Many employers now offer Employee Assistance Programs (EAPs) where confidential counsellors are available to help employees with mental health issues such as depression. The Canadian Disability insurance industry have published figures that show that 75% of short term disability claims, and 79% of long-term disability claims are for mental illness, primarily depression! The fastest growing category of disability costs for Canadian employers is for depression. Nonetheless, despite these numbers attesting to how common depression is, there is a lot of shame in disclosing that one is depressed, even to one’s self.

Q: Once someone has experienced depression, can it return in life later on?
A: Yes it can. Once you have an episode, you are at greater risk for having another one, but it is also possible to have one single episode of major depression without any recurrence in one’s lifetime.

Q: How does nutrition and lifestyle affect depression?
A: While our understanding of drug and psychotherapy treatments for depression have come a long way, research is increasingly providing support for the impact of lifestyle on the management of depression. That is, on the impact that healthy eating, sleeping and exercise have on our moods and mental health, and not just on our physical well-being. Research is amply showing that our diets, our sleeping and exercise habits affect our brain chemistry. Symptoms such as anxiety, fear, ruminations (or thoughts that occur over and over) interfere with sleep. The lack of sleep leads to fatigue, inactivity and a depressed mood. After a bad night’s sleep, a depressed person may take a long afternoon nap out of exhaustion. Then they will have difficulty falling asleep at night. They get into a pattern of sleeping late, not being able to get out of bed, and/or sleeping during the day. This interferes with activities of daily living, and leads to greater feelings of guilt, failure and self-deprecating thoughts (e.g. I haven’t done anything all day) and negative thoughts precisely because of lack of sleep and which support the depressive mindset (e.g. I am not getting better, I will never be better, etc.).
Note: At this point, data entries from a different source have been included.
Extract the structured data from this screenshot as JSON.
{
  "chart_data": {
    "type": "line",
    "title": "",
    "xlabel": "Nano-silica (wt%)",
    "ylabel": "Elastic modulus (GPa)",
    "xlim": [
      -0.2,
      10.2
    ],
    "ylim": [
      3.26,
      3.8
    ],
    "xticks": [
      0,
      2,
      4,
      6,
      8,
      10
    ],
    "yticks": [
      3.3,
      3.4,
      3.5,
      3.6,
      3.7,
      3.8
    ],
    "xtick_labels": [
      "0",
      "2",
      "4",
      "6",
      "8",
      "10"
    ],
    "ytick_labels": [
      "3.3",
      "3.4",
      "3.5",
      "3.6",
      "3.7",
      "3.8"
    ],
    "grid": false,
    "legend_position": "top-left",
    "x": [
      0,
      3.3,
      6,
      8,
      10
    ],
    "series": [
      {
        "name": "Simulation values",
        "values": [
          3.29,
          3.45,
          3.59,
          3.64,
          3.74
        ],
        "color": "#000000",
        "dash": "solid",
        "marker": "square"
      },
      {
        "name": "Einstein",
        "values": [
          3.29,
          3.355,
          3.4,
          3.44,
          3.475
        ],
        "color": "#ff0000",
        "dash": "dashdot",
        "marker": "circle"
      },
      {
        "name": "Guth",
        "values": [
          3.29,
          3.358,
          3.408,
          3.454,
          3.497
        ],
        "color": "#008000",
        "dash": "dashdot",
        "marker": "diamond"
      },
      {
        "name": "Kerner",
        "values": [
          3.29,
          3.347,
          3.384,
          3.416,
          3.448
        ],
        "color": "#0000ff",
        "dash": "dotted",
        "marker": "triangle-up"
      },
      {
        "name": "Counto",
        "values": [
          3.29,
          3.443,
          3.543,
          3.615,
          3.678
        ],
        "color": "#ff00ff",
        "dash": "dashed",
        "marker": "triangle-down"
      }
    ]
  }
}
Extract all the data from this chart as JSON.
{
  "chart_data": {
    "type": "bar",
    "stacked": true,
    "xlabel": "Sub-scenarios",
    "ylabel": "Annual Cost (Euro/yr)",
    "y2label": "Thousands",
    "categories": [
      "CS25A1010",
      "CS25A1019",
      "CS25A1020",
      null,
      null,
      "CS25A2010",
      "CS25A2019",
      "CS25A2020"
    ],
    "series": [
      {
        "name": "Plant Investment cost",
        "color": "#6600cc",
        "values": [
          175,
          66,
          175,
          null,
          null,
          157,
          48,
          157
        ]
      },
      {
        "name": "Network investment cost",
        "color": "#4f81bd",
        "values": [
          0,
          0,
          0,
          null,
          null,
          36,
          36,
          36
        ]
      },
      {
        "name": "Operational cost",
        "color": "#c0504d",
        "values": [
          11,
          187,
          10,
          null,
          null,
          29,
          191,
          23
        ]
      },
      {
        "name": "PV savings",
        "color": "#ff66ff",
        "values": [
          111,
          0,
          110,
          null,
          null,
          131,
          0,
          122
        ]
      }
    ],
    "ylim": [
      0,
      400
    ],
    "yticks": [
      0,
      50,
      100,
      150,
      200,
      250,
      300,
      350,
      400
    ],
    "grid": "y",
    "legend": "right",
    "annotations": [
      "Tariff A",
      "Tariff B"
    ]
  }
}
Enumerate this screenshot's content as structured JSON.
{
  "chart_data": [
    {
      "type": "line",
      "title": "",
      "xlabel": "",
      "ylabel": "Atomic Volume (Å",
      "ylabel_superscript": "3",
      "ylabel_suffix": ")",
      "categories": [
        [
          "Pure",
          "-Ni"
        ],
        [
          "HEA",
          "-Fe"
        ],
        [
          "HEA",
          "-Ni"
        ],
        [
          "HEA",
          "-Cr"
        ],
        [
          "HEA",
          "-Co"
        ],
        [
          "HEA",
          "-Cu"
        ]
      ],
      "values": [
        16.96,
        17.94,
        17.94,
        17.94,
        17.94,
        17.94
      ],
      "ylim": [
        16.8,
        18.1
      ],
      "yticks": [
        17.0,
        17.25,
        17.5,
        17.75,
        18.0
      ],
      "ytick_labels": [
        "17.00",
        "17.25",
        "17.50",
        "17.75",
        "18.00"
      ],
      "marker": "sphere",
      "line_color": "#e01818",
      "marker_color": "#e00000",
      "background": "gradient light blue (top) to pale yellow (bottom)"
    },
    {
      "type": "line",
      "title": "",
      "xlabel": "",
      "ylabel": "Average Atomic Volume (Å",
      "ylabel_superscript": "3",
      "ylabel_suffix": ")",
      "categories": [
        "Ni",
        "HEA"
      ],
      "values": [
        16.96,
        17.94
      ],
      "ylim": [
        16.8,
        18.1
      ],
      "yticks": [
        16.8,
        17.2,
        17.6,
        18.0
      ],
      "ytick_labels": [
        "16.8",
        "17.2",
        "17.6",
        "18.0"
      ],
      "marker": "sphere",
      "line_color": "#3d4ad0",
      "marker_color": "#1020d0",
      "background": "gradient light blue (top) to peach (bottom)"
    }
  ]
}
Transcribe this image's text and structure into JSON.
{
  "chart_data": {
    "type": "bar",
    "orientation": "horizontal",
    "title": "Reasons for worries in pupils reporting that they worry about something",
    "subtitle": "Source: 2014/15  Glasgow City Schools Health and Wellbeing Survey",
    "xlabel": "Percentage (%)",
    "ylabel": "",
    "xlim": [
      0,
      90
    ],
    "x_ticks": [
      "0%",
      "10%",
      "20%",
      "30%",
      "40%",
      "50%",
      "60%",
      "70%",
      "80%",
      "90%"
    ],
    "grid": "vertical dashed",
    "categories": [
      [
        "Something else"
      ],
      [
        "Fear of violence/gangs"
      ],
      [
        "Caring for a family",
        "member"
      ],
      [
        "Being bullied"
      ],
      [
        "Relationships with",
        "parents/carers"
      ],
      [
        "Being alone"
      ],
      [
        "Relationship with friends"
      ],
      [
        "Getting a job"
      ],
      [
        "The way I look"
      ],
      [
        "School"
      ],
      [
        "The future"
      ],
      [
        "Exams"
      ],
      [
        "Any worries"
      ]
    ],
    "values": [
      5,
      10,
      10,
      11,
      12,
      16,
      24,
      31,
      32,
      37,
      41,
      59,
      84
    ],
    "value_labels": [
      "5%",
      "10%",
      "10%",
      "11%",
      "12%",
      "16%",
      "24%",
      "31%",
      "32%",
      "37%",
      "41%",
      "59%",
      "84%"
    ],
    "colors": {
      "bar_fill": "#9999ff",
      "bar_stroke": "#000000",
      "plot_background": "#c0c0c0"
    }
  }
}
Similarly, research is supporting the importance of exercise as an important component to recovery from depression, likely as a result of the impact on our brain chemistry. Finally, when we are depressed and have no appetite we cannot rely on feelings of hunger; we have to eat regular, healthy meals throughout the day, even if not hungry! Or if tempted to indulge in, or over-eat rich comfort foods, high in fat or sugar, it is important to remember that these foods will affect blood sugar, energy levels, neurotransmitters levels, etc.